Never mix .run files with apt. Pick one method and stick with it. I use apt because updates are cleaner.

Fix Comparison

MethodReboot Required?Risk LevelBest ForSuccess Rate
Kill processes + reload moduleNoMedium (task interruption)Production, remote~70%
Full purge + reinstallYesLowDev machines, testing~95%
Version locking (apt-mark hold)NoLowPrevention100% (prevention)
Manual DKMS rebuildNoHighPost-kernel-upgrade~80%

Prevention: Lock It Down

I learned this the hard way. Now every GPU server in our fleet has this:

sudo apt-mark hold nvidia-driver-550 libnvidia-compute-550 nvidia-kernel-dkms

This stops unattended-upgrades from silently bumping your driver. When you want to upgrade, apt-mark unhold first, then update manually.

FAQ

How to fix nvidia graphics driver issue?

First, determine if it’s a driver or hardware issue. Run dmesg | grep nvidia. For mismatch errors, follow the steps above. If you see NVRM: failed to initialize, it’s usually a kernel/driver compatibility problem.
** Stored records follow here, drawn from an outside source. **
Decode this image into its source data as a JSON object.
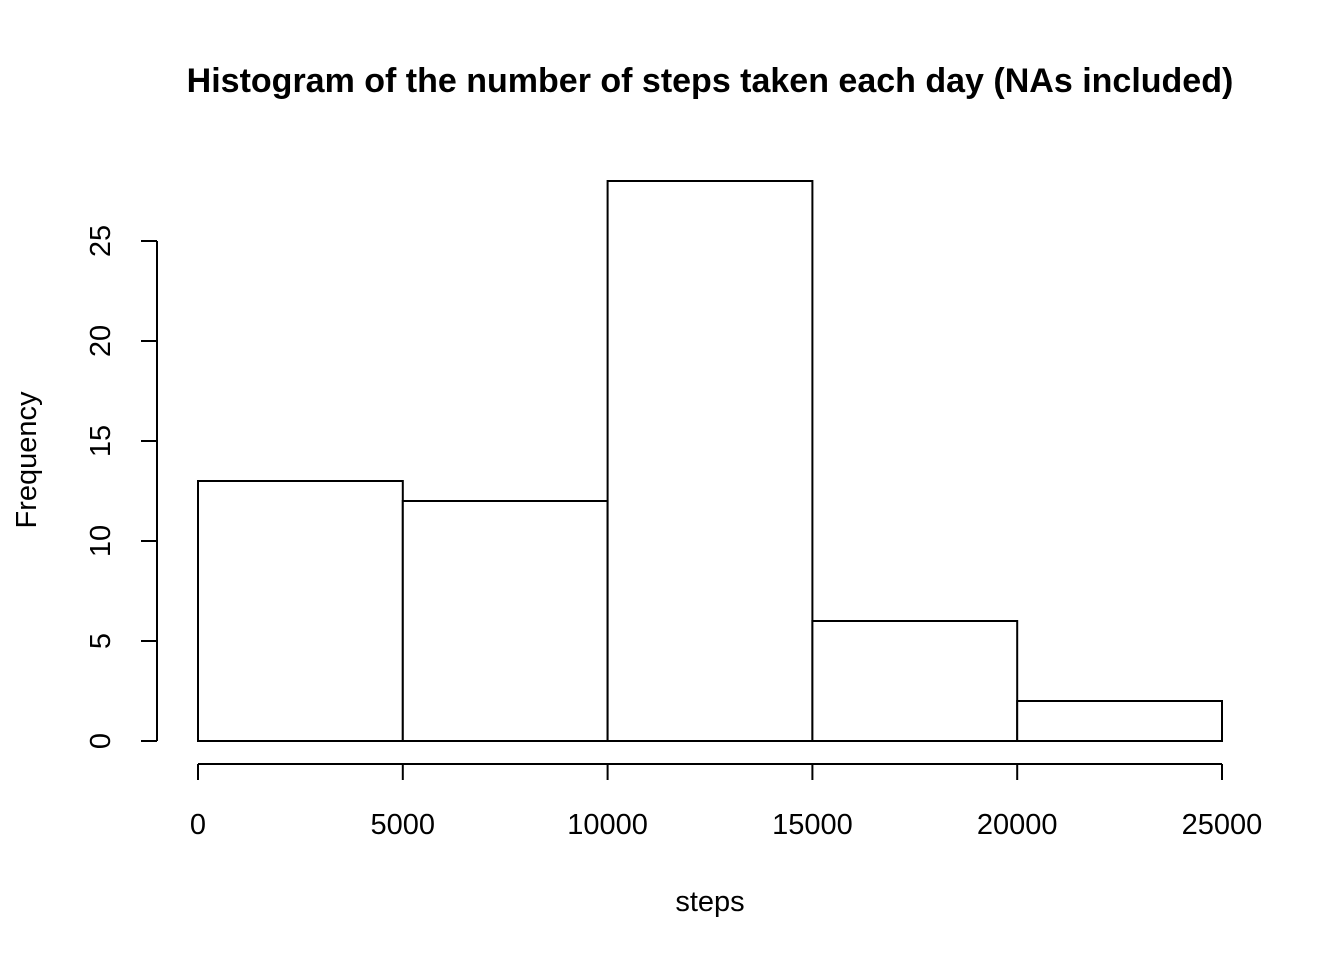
{
  "chart_data": {
    "type": "bar",
    "title": "Histogram of the number of steps taken each day (NAs included)",
    "xlabel": "steps",
    "ylabel": "Frequency",
    "bins": [
      {
        "from": 0,
        "to": 5000,
        "count": 13
      },
      {
        "from": 5000,
        "to": 10000,
        "count": 12
      },
      {
        "from": 10000,
        "to": 15000,
        "count": 28
      },
      {
        "from": 15000,
        "to": 20000,
        "count": 6
      },
      {
        "from": 20000,
        "to": 25000,
        "count": 2
      }
    ],
    "xlim": [
      0,
      25000
    ],
    "ylim": [
      0,
      28
    ],
    "x_ticks": [
      0,
      5000,
      10000,
      15000,
      20000,
      25000
    ],
    "x_tick_labels": [
      "0",
      "5000",
      "10000",
      "15000",
      "20000",
      "25000"
    ],
    "y_ticks": [
      0,
      5,
      10,
      15,
      20,
      25
    ],
    "y_tick_labels": [
      "0",
      "5",
      "10",
      "15",
      "20",
      "25"
    ],
    "grid": false,
    "bar_fill": "#ffffff",
    "bar_stroke": "#000000"
  }
}
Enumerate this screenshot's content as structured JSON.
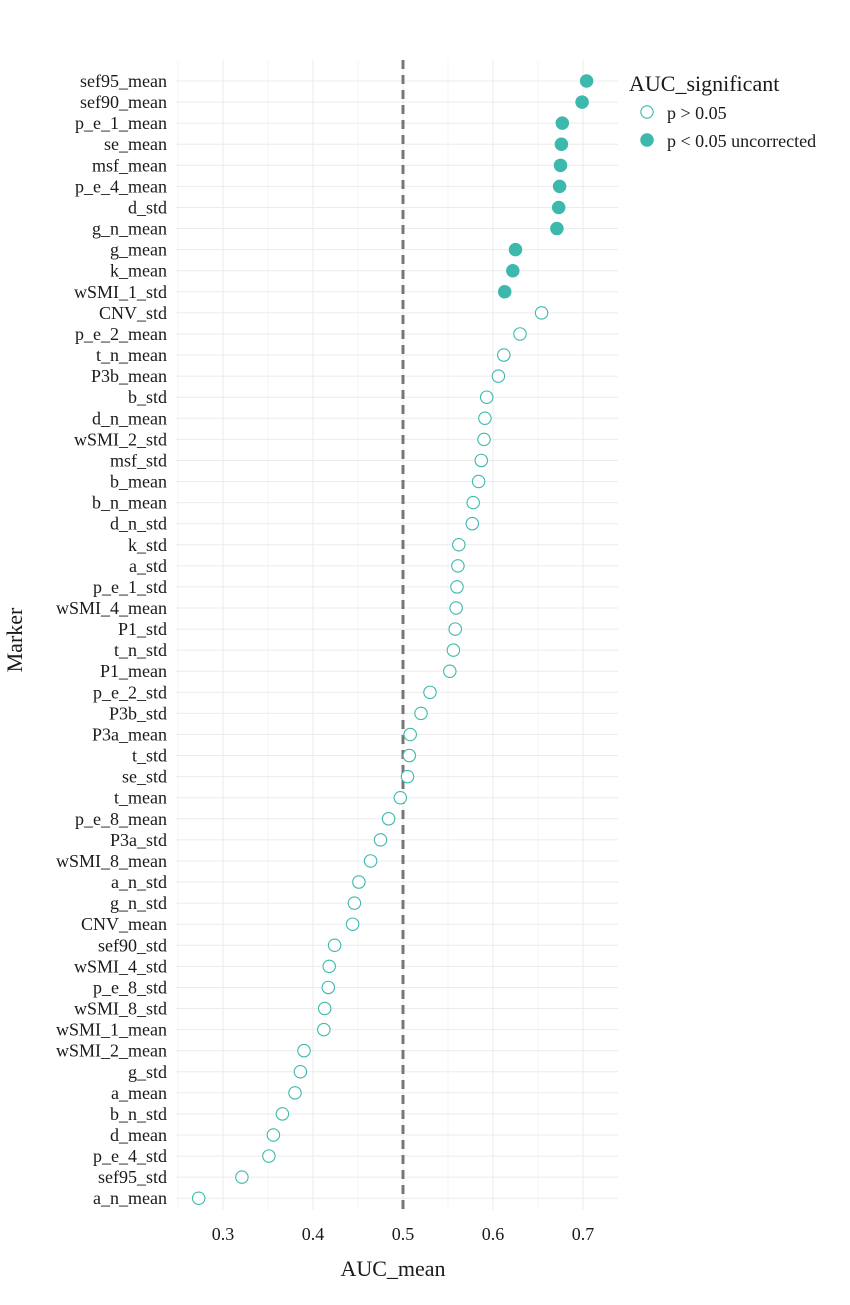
{
  "chart_data": {
    "type": "scatter",
    "xlabel": "AUC_mean",
    "ylabel": "Marker",
    "xlim": [
      0.245,
      0.74
    ],
    "x_ticks": [
      0.3,
      0.4,
      0.5,
      0.6,
      0.7
    ],
    "x_tick_labels": [
      "0.3",
      "0.4",
      "0.5",
      "0.6",
      "0.7"
    ],
    "reference_line": {
      "x": 0.5,
      "style": "dashed",
      "color": "#777777"
    },
    "grid": true,
    "legend": {
      "title": "AUC_significant",
      "position": "right-top",
      "entries": [
        {
          "label": "p > 0.05",
          "marker": "open-circle"
        },
        {
          "label": "p < 0.05 uncorrected",
          "marker": "filled-circle"
        }
      ]
    },
    "colors": {
      "point": "#3db8ad",
      "grid": "#ebebeb"
    },
    "points": [
      {
        "marker": "sef95_mean",
        "auc": 0.704,
        "significant": true
      },
      {
        "marker": "sef90_mean",
        "auc": 0.699,
        "significant": true
      },
      {
        "marker": "p_e_1_mean",
        "auc": 0.677,
        "significant": true
      },
      {
        "marker": "se_mean",
        "auc": 0.676,
        "significant": true
      },
      {
        "marker": "msf_mean",
        "auc": 0.675,
        "significant": true
      },
      {
        "marker": "p_e_4_mean",
        "auc": 0.674,
        "significant": true
      },
      {
        "marker": "d_std",
        "auc": 0.673,
        "significant": true
      },
      {
        "marker": "g_n_mean",
        "auc": 0.671,
        "significant": true
      },
      {
        "marker": "g_mean",
        "auc": 0.625,
        "significant": true
      },
      {
        "marker": "k_mean",
        "auc": 0.622,
        "significant": true
      },
      {
        "marker": "wSMI_1_std",
        "auc": 0.613,
        "significant": true
      },
      {
        "marker": "CNV_std",
        "auc": 0.654,
        "significant": false
      },
      {
        "marker": "p_e_2_mean",
        "auc": 0.63,
        "significant": false
      },
      {
        "marker": "t_n_mean",
        "auc": 0.612,
        "significant": false
      },
      {
        "marker": "P3b_mean",
        "auc": 0.606,
        "significant": false
      },
      {
        "marker": "b_std",
        "auc": 0.593,
        "significant": false
      },
      {
        "marker": "d_n_mean",
        "auc": 0.591,
        "significant": false
      },
      {
        "marker": "wSMI_2_std",
        "auc": 0.59,
        "significant": false
      },
      {
        "marker": "msf_std",
        "auc": 0.587,
        "significant": false
      },
      {
        "marker": "b_mean",
        "auc": 0.584,
        "significant": false
      },
      {
        "marker": "b_n_mean",
        "auc": 0.578,
        "significant": false
      },
      {
        "marker": "d_n_std",
        "auc": 0.577,
        "significant": false
      },
      {
        "marker": "k_std",
        "auc": 0.562,
        "significant": false
      },
      {
        "marker": "a_std",
        "auc": 0.561,
        "significant": false
      },
      {
        "marker": "p_e_1_std",
        "auc": 0.56,
        "significant": false
      },
      {
        "marker": "wSMI_4_mean",
        "auc": 0.559,
        "significant": false
      },
      {
        "marker": "P1_std",
        "auc": 0.558,
        "significant": false
      },
      {
        "marker": "t_n_std",
        "auc": 0.556,
        "significant": false
      },
      {
        "marker": "P1_mean",
        "auc": 0.552,
        "significant": false
      },
      {
        "marker": "p_e_2_std",
        "auc": 0.53,
        "significant": false
      },
      {
        "marker": "P3b_std",
        "auc": 0.52,
        "significant": false
      },
      {
        "marker": "P3a_mean",
        "auc": 0.508,
        "significant": false
      },
      {
        "marker": "t_std",
        "auc": 0.507,
        "significant": false
      },
      {
        "marker": "se_std",
        "auc": 0.505,
        "significant": false
      },
      {
        "marker": "t_mean",
        "auc": 0.497,
        "significant": false
      },
      {
        "marker": "p_e_8_mean",
        "auc": 0.484,
        "significant": false
      },
      {
        "marker": "P3a_std",
        "auc": 0.475,
        "significant": false
      },
      {
        "marker": "wSMI_8_mean",
        "auc": 0.464,
        "significant": false
      },
      {
        "marker": "a_n_std",
        "auc": 0.451,
        "significant": false
      },
      {
        "marker": "g_n_std",
        "auc": 0.446,
        "significant": false
      },
      {
        "marker": "CNV_mean",
        "auc": 0.444,
        "significant": false
      },
      {
        "marker": "sef90_std",
        "auc": 0.424,
        "significant": false
      },
      {
        "marker": "wSMI_4_std",
        "auc": 0.418,
        "significant": false
      },
      {
        "marker": "p_e_8_std",
        "auc": 0.417,
        "significant": false
      },
      {
        "marker": "wSMI_8_std",
        "auc": 0.413,
        "significant": false
      },
      {
        "marker": "wSMI_1_mean",
        "auc": 0.412,
        "significant": false
      },
      {
        "marker": "wSMI_2_mean",
        "auc": 0.39,
        "significant": false
      },
      {
        "marker": "g_std",
        "auc": 0.386,
        "significant": false
      },
      {
        "marker": "a_mean",
        "auc": 0.38,
        "significant": false
      },
      {
        "marker": "b_n_std",
        "auc": 0.366,
        "significant": false
      },
      {
        "marker": "d_mean",
        "auc": 0.356,
        "significant": false
      },
      {
        "marker": "p_e_4_std",
        "auc": 0.351,
        "significant": false
      },
      {
        "marker": "sef95_std",
        "auc": 0.321,
        "significant": false
      },
      {
        "marker": "a_n_mean",
        "auc": 0.273,
        "significant": false
      }
    ]
  }
}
How to fix NVIDIA driver not compatible?

Incompatibility happens after kernel upgrades. For example, kernel 6.8 with NVIDIA 545 driver. Options: downgrade the kernel, upgrade the driver to 550+, or force a DKMS rebuild with sudo dkms install -m nvidia -v <version>.

How do I fix NVIDIA driver installer error?

Common installer errors: “You appear to be running an X server” (kill X or switch to runlevel 3), “Unable to find the kernel source tree” (install linux-headers-$(uname -r)), “CC version check failed” (wrong gcc version). Add --no-opengl-files to the .run installer to avoid conflicts.

Has NVIDIA fixed their driver issues?

No, and they probably never will completely. NVIDIA’s driver is closed-source, so every kernel API change breaks things. The open-source nouveau driver is stable but slow. The 550 series is decent, but 545 and 535 both had nasty bugs. Stick with LTS kernel + LTS driver combos.

Final Thoughts

This mismatch problem is a fundamental issue with closed-source drivers in the Linux ecosystem. NVIDIA’s update strategy is frankly garbage — every new version fixes old bugs and introduces new ones. I’ve seen a single unattended-upgrades default config take down a production cluster for 3 hours.

My advice: lock your driver version, update manually on your schedule. For AI training clusters, stability beats freshness every time.

And if you’re stuck on a remote machine without reboot access? The kill-processes + reload-module combo in Steps 2-3 works about 70% of the time. The other 30%? You’re calling your ops team to hit the power button.